The main symptoms of cystic fibrosis are a persistent cough with phlegm, saltier sweat, shortness of breath, wheezing, muscle and joint pain and very large stools.
In babies, symptoms of cystic fibrosis can include difficulty gaining weight and growth, yellowing of the skin and eyes, and difficulty eliminating meconium, the first feces that are formed in the baby’s intestine. Find out more about what meconium is.
Cystic fibrosis is a chronic genetic disease that causes the formation of very thick and viscous secretions, mainly in the lungs and digestive tract, and is caused by a change in the CFTR protein, which regulates the functioning of the body’s glands.
Read too: Cystic fibrosis: what it is, symptoms, causes and treatment
Main symptoms
The main symptoms of cystic fibrosis are:
- Persistent cough, with phlegm or blood, caused by the accumulation of thicker than normal secretion in the lungs;
- Sweat saltier than normal, caused by changes in sweat glands that increase chlorine levels. Therefore, this disease is also known as “salty kiss disease”;
- nasal polyps, which is the abnormal growth of the tissue that lines the nose;
- Wheezing or shortness of breath, due to the presence of a greater volume of thick secretions in the lungs;
- Bulky, greasy and foul-smelling stools, caused by blockage of the pancreatic ducts, preventing digestive enzymes from reaching the intestine;
- Digital clubbing, which is lengthening and rounding at the fingertips;
- Muscle and joint pain, caused by inflammation and recurrent infections in the body or nutritional deficiencies;
- Frequent diarrhea or constipation, due to blockage of the pancreatic ducts, which decrease the absorption of fats and nutrients;
- Yellow skin and eyes, caused by blockage of the bile ducts, which prevent the elimination of bilirubin along with the bile;
- Pain and bloating in the belly, caused by problems with the pancreas and the entire digestive system.
Furthermore, people with cystic fibrosis are more likely to have chronic sinusitis, frequent pneumonia and bronchitis, and recurrent lung infections, due to the accumulation of secretion in the lungs and airways.

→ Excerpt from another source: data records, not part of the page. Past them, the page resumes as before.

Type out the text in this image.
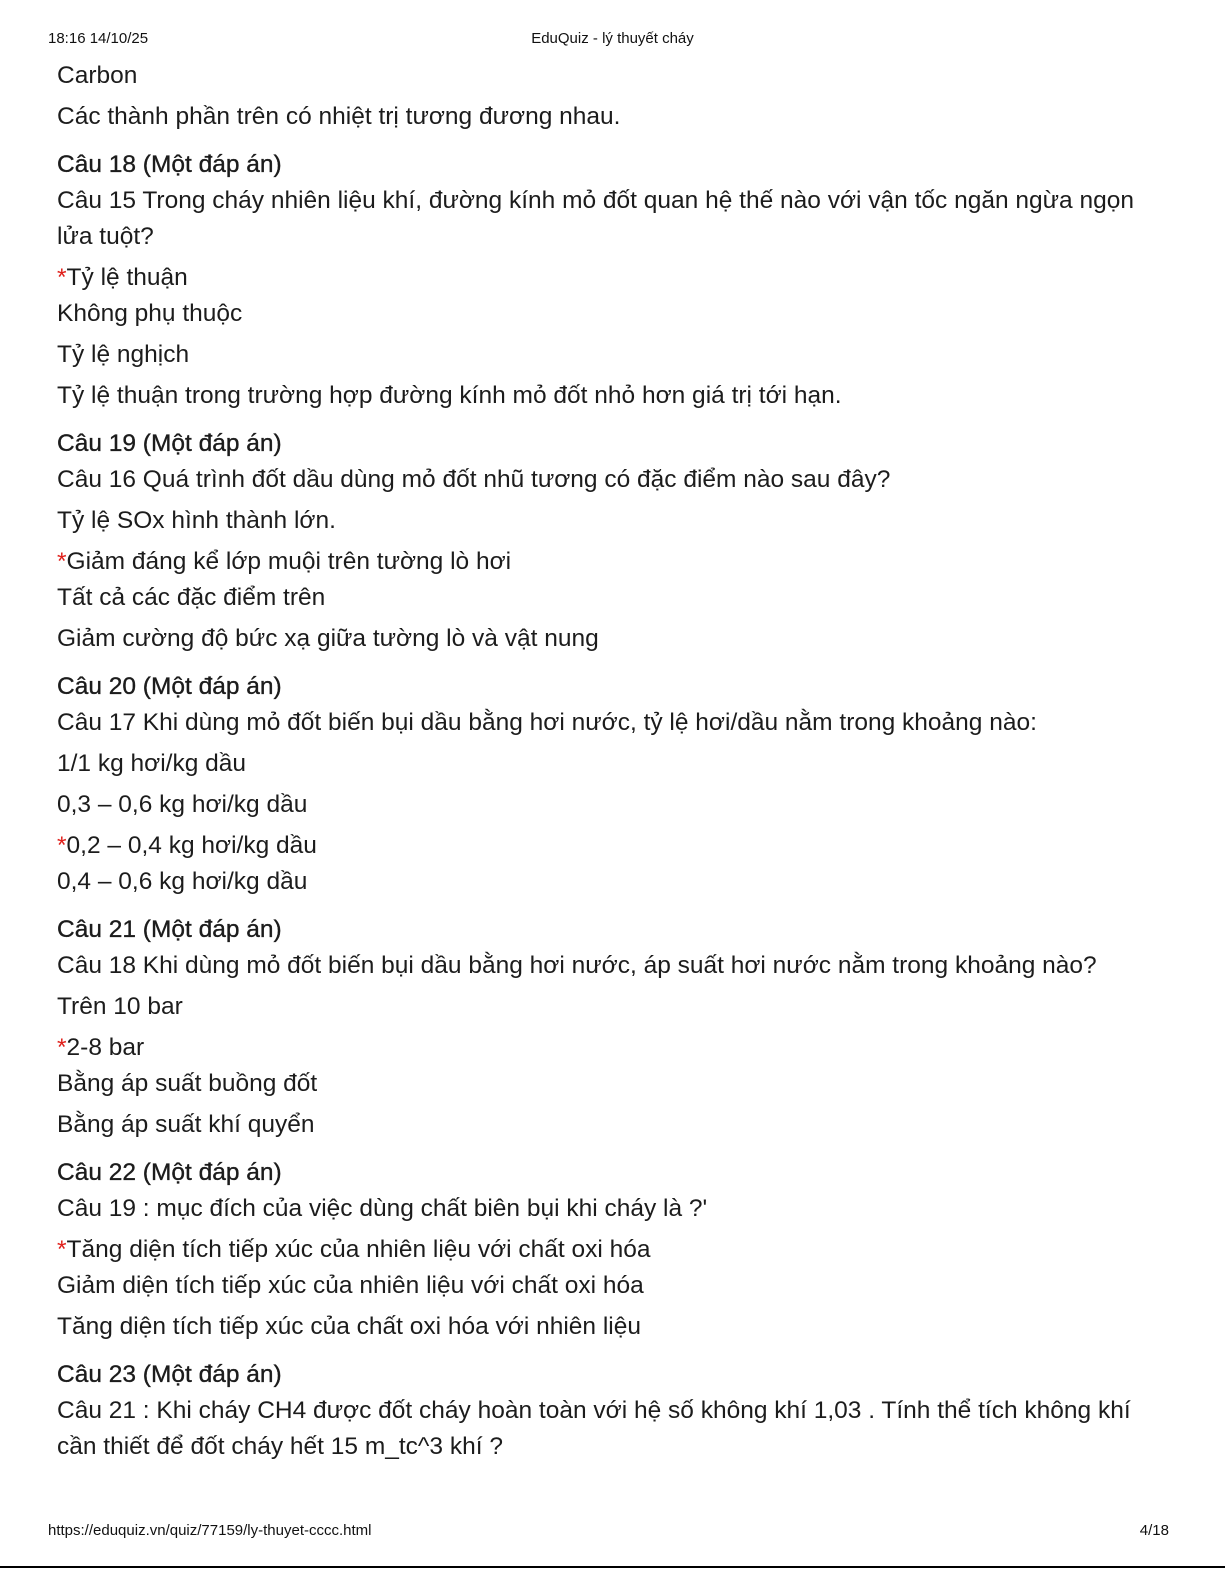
18:16 14/10/25	EduQuiz - lý thuyết cháy
Carbon
Các thành phần trên có nhiệt trị tương đương nhau.
Câu 18 (Một đáp án)
Câu 15 Trong cháy nhiên liệu khí, đường kính mỏ đốt quan hệ thế nào với vận tốc ngăn ngừa ngọn lửa tuột?
*Tỷ lệ thuận
Không phụ thuộc
Tỷ lệ nghịch
Tỷ lệ thuận trong trường hợp đường kính mỏ đốt nhỏ hơn giá trị tới hạn.
Câu 19 (Một đáp án)
Câu 16 Quá trình đốt dầu dùng mỏ đốt nhũ tương có đặc điểm nào sau đây?
Tỷ lệ SOx hình thành lớn.
*Giảm đáng kể lớp muội trên tường lò hơi
Tất cả các đặc điểm trên
Giảm cường độ bức xạ giữa tường lò và vật nung
Câu 20 (Một đáp án)
Câu 17 Khi dùng mỏ đốt biến bụi dầu bằng hơi nước, tỷ lệ hơi/dầu nằm trong khoảng nào:
1/1 kg hơi/kg dầu
0,3 – 0,6 kg hơi/kg dầu
*0,2 – 0,4 kg hơi/kg dầu
0,4 – 0,6 kg hơi/kg dầu
Câu 21 (Một đáp án)
Câu 18 Khi dùng mỏ đốt biến bụi dầu bằng hơi nước, áp suất hơi nước nằm trong khoảng nào?
Trên 10 bar
*2-8 bar
Bằng áp suất buồng đốt
Bằng áp suất khí quyển
Câu 22 (Một đáp án)
Câu 19 : mục đích của việc dùng chất biên bụi khi cháy là ?'
*Tăng diện tích tiếp xúc của nhiên liệu với chất oxi hóa
Giảm diện tích tiếp xúc của nhiên liệu với chất oxi hóa
Tăng diện tích tiếp xúc của chất oxi hóa với nhiên liệu
Câu 23 (Một đáp án)
Câu 21 : Khi cháy CH4 được đốt cháy hoàn toàn với hệ số không khí 1,03 . Tính thể tích không khí cần thiết để đốt cháy hết 15 m_tc^3 khí ?
https://eduquiz.vn/quiz/77159/ly-thuyet-cccc.html	4/18
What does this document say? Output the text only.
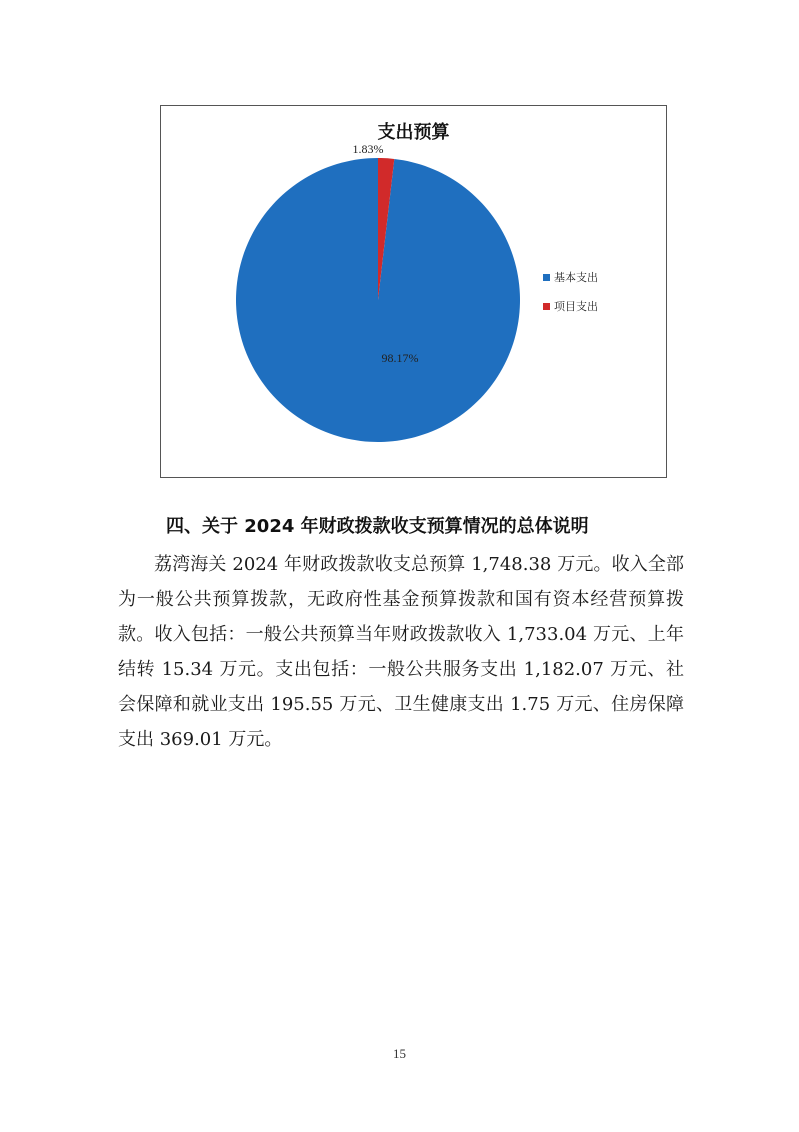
支出预算
98.17%
1.83%
基本支出
项目支出
四、关于 2024 年财政拨款收支预算情况的总体说明
荔湾海关 2024 年财政拨款收支总预算 1,748.38 万元。收入全部为一般公共预算拨款，无政府性基金预算拨款和国有资本经营预算拨款。收入包括：一般公共预算当年财政拨款收入 1,733.04 万元、上年结转 15.34 万元。支出包括：一般公共服务支出 1,182.07 万元、社会保障和就业支出 195.55 万元、卫生健康支出 1.75 万元、住房保障支出 369.01 万元。
15
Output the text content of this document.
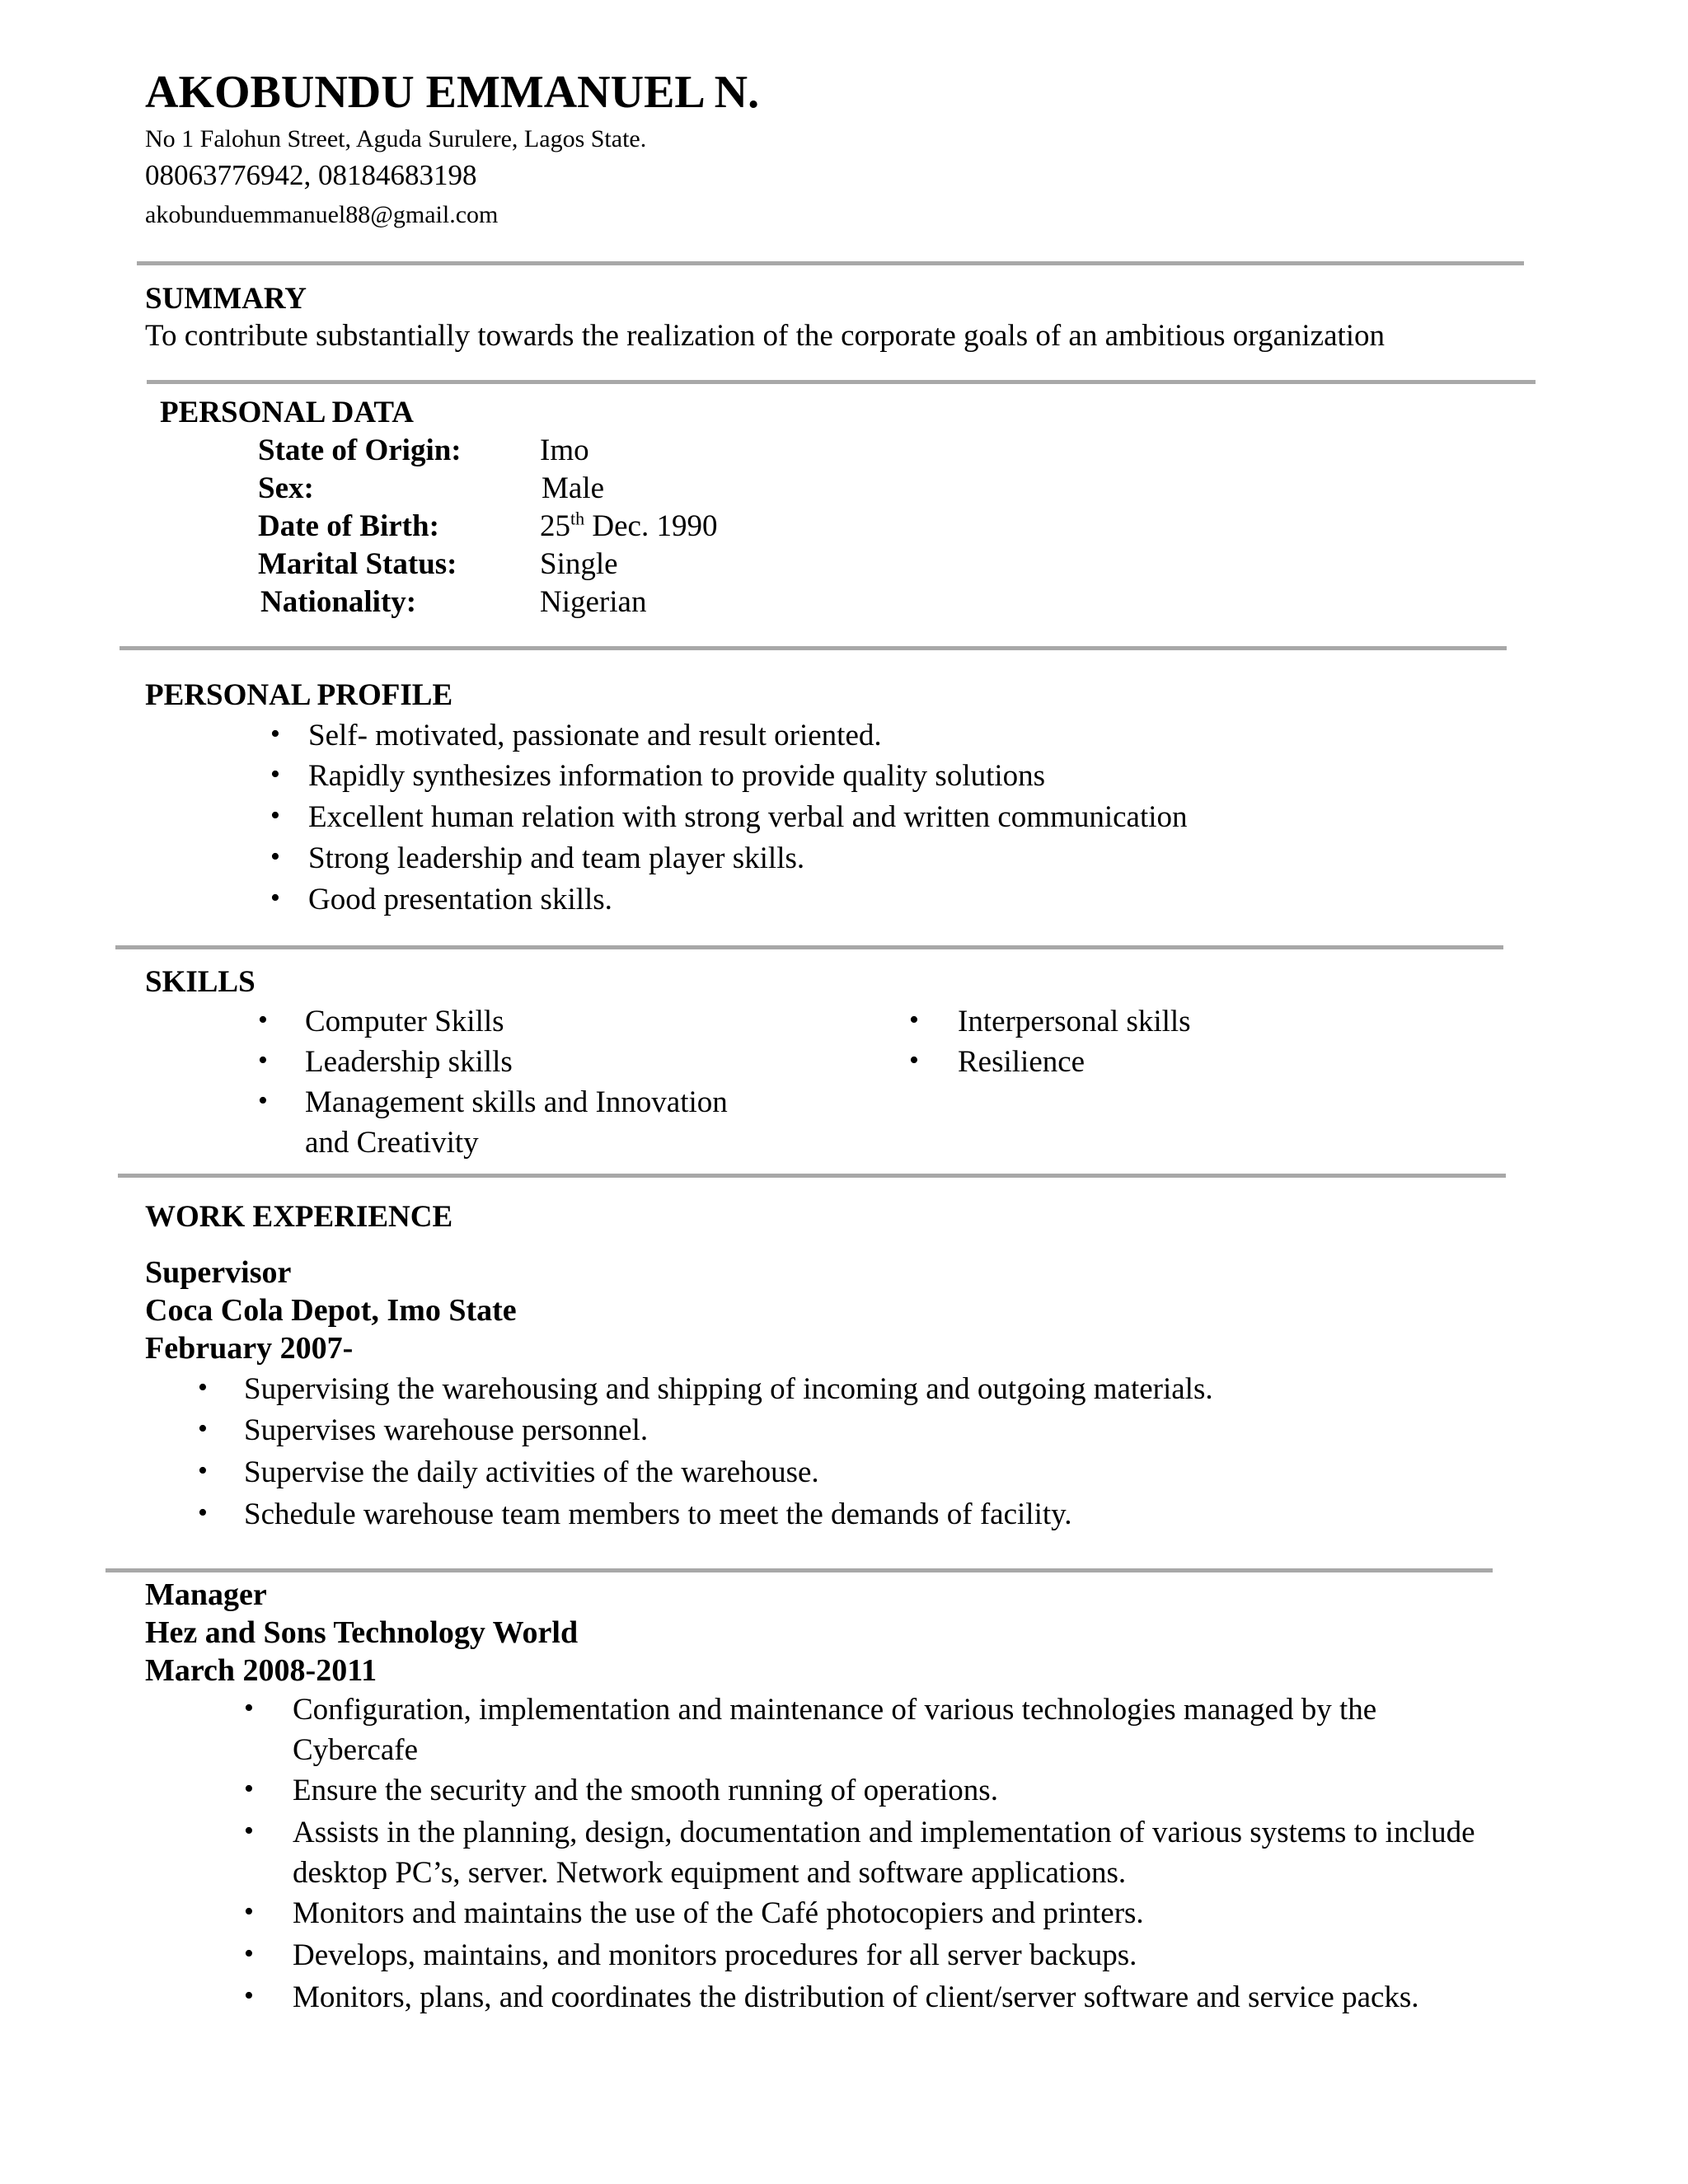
AKOBUNDU EMMANUEL N.
No 1 Falohun Street, Aguda Surulere, Lagos State.
08063776942, 08184683198
akobunduemmanuel88@gmail.com
SUMMARY
To contribute substantially towards the realization of the corporate goals of an ambitious organization
PERSONAL DATA
State of Origin:	Imo
Sex:	Male
Date of Birth:	25th Dec. 1990
Marital Status:	Single
Nationality:	Nigerian
PERSONAL PROFILE
• Self- motivated, passionate and result oriented.
• Rapidly synthesizes information to provide quality solutions
• Excellent human relation with strong verbal and written communication
• Strong leadership and team player skills.
• Good presentation skills.
SKILLS
• Computer Skills
• Leadership skills
• Management skills and Innovation
and Creativity
• Interpersonal skills
• Resilience
WORK EXPERIENCE
Supervisor
Coca Cola Depot, Imo State
February 2007-
• Supervising the warehousing and shipping of incoming and outgoing materials.
• Supervises warehouse personnel.
• Supervise the daily activities of the warehouse.
• Schedule warehouse team members to meet the demands of facility.
Manager
Hez and Sons Technology World
March 2008-2011
• Configuration, implementation and maintenance of various technologies managed by the
Cybercafe
• Ensure the security and the smooth running of operations.
• Assists in the planning, design, documentation and implementation of various systems to include
desktop PC’s, server. Network equipment and software applications.
• Monitors and maintains the use of the Café photocopiers and printers.
• Develops, maintains, and monitors procedures for all server backups.
• Monitors, plans, and coordinates the distribution of client/server software and service packs.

Men with cystic fibrosis are generally infertile, either because of malnutrition or blockage of the vas deferens, which is the channel that transports sperm from the testicles to the penis.
Cystic Fibrosis Symptoms in Babies
In babies and newborns, the symptoms of cystic fibrosis are difficulty eliminating meconium, difficulty in weight gain and growth, even with good food intake.
In addition, a baby with this disease may also have yellow skin and eyes for a longer period after birth.
How to confirm the diagnosis
The diagnosis of cystic fibrosis is made through the heel prick test, which must be done within 30 days of the newborn’s life. However, to confirm the diagnosis, it is necessary to perform genetic tests and a sweat test, a test that measures the amount of chloride in sweat.
To assess your risk of cystic fibrosis, make an appointment with the doctor closest to you:
When the diagnosis is not made soon after birth, cystic fibrosis can be confirmed through blood tests to identify the mutation responsible for the disease and evaluate specific enzymes that are altered, in addition to chest x-rays and computed tomography.
Cystic fibrosis still has no cure, but early diagnosis and treatment help alleviate the symptoms of this disease, improve the person’s quality of life and prevent it from worsening quickly. Find out how cystic fibrosis is treated.
What is the life expectancy?
The life expectancy of a person with cystic fibrosis varies depending on the type of treatment and the severity of the disease. However, due to advances in treatment in recent years, many people are living 40 years or more with quality of life.